Für das Opfer der Strafe ist auch die bestrafende Person im Moment der Frustration böse. Allerdings ziehen vor allem kleine Kinder in der Folge den Schluss, dass sie selbst die Bösen sind, wenn sie bestraft werden, auch und gerade wenn sie den Sinn der Strafe nicht nachvollziehen können, weil sie nicht verstehen, was sie falsch gemacht haben. Da sie aber die Erwachsenen nicht ohne Grund für klüger halten als sie selbst, nehmen sie an, dass die Eltern schon einen Grund haben werden, warum sie das Kind bestrafen. Oft rechtfertigen Erwachsene die Strafen, die sie als Kinder erhalten haben, damit, dass es die Eltern gutgemeint hätten, und tun sich schwer, etwas Unangemessenes an der Strafe zu finden. Sie nehmen also die Eltern in Schutz, weil sie als Kinder gelernt haben, dass ein Aufbegehren gegen die Strafe sinnlos ist und zu weiteren Strafen oder zu Liebensverlust führt.
„Aus Liebe spare nicht mit der Rute.“
Aus dem Alten Testament stammt ein Zitat, das die Pädagogik in Richtung Gewalt beeinflusst hat: „Wer seine Rute schont, der hasst seinen Sohn; wer ihn aber lieb hat, der züchtigt ihn beizeiten.“ (Spr 13,24) In alten patriarchalen Kulturen war es Usus, vor allem Knaben mit Gewalt zu bestrafen – aus diesem Hintergrund stammt dieses Zitats. Die Buben sollten für das Aushalten von Schmerz und für die bedingungslose Unterordnung unter eine Autorität trainiert werden; ihren Hass und ihre Aggressivität als Folge der Demütigung durch die Bestrafung sollten sie im Krieg und gegenüber Frauen ausleben dürfen. Doch bis heute berufen sich evangelikale Kreise in den USA auf diese Formel und praktizieren sie. In der Folge lernen die Kinder, autoritätshörig zu werden und Gewalt als Mittel zur Durchsetzung der eigenen Interessen zu bejahen, womit sie dann als Erwachsene in rechten und rechtsextremen Parteien ihre politische Orientierung finden.

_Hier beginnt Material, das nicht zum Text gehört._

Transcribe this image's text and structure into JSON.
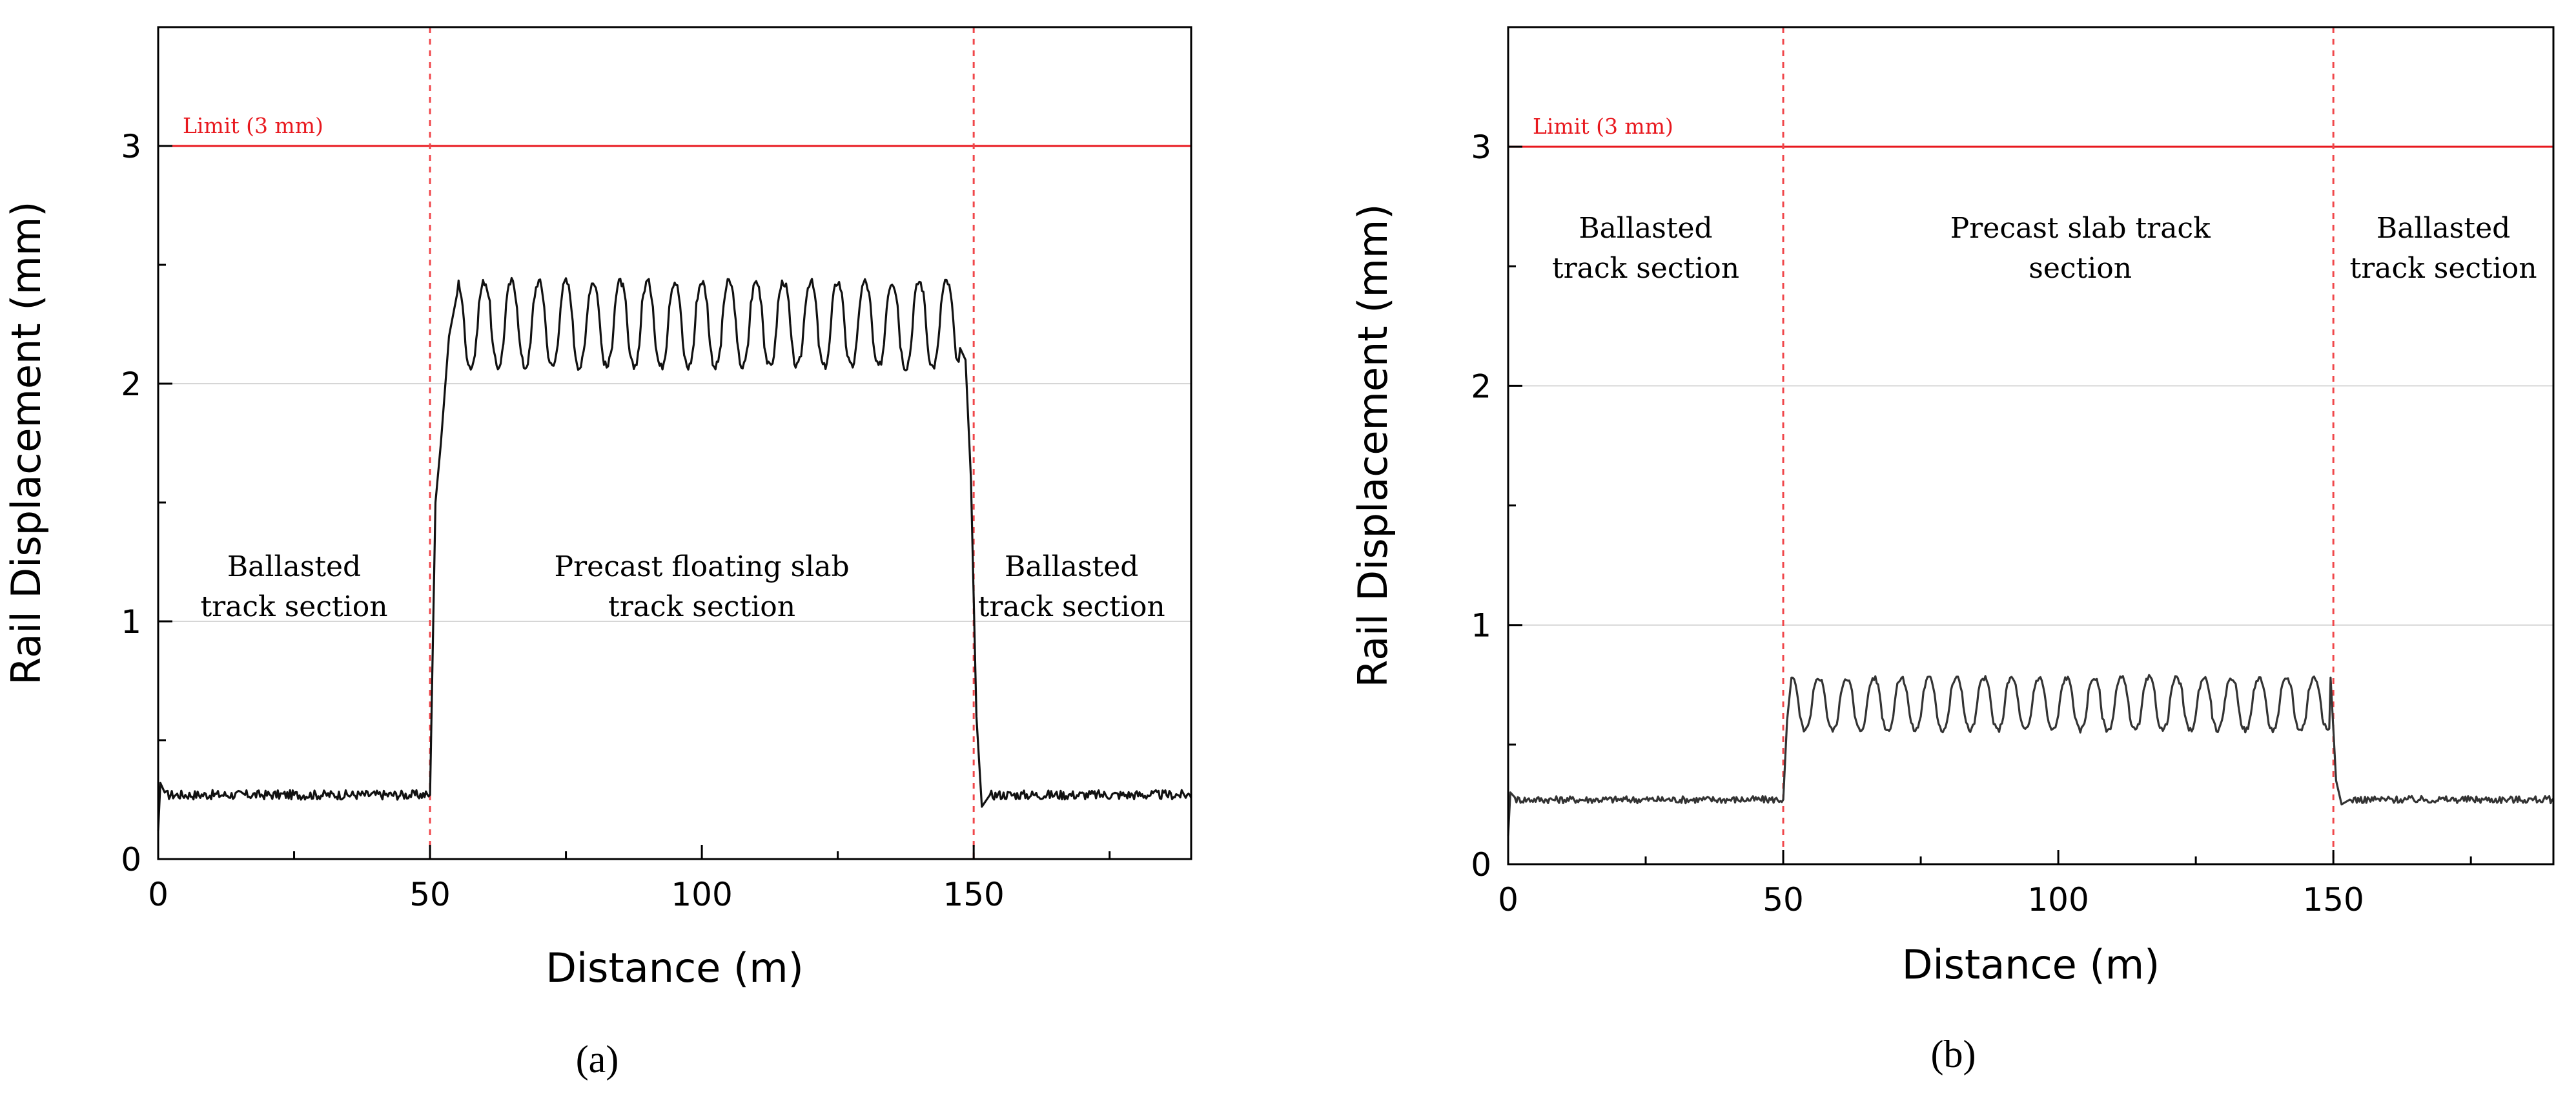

Formung von Autoritätshörigkeit und Hassprojektion
Wohl kann dieses Zitat aus der Bibel frei so übersetzt werden, dass es zur Liebe zu einem Kind gehört, ihm Grenzen zu setzen und zur Formung von Disziplin und Selbstdisziplin anzuleiten. Allerdings steckt im Wort der Züchtigung die Zucht, also das willkürliche und u. U. gewaltvolle Anpassen von anderen, im Sinn von: Du musst dich nach meinen Erwartungen richten und sollst dich so verhalten, wie ich es will. Der Wille der anderen Person wird übergangen und, vor allem, wenn Gewalt zur Durchsetzung der eigenen Vorstellung angewendet wird, gebrochen. Das Kind leidet unter der Gewalt, und oft wird ihm zusätzlich noch das Ausdrücken des Leides verboten und aberzogen. Damit wird auch eine Grundlage dazu bereitet, dass später die unterdrückten Gefühlen nach außen projiziert werden, weil sie kein anderes Ventil finden – Hass gegen Minderheiten, Schwächere, Leidende. Das Wählerreservoir für rechte Parteien wird aus Menschen mit solchen Lebensgeschichten gespeist.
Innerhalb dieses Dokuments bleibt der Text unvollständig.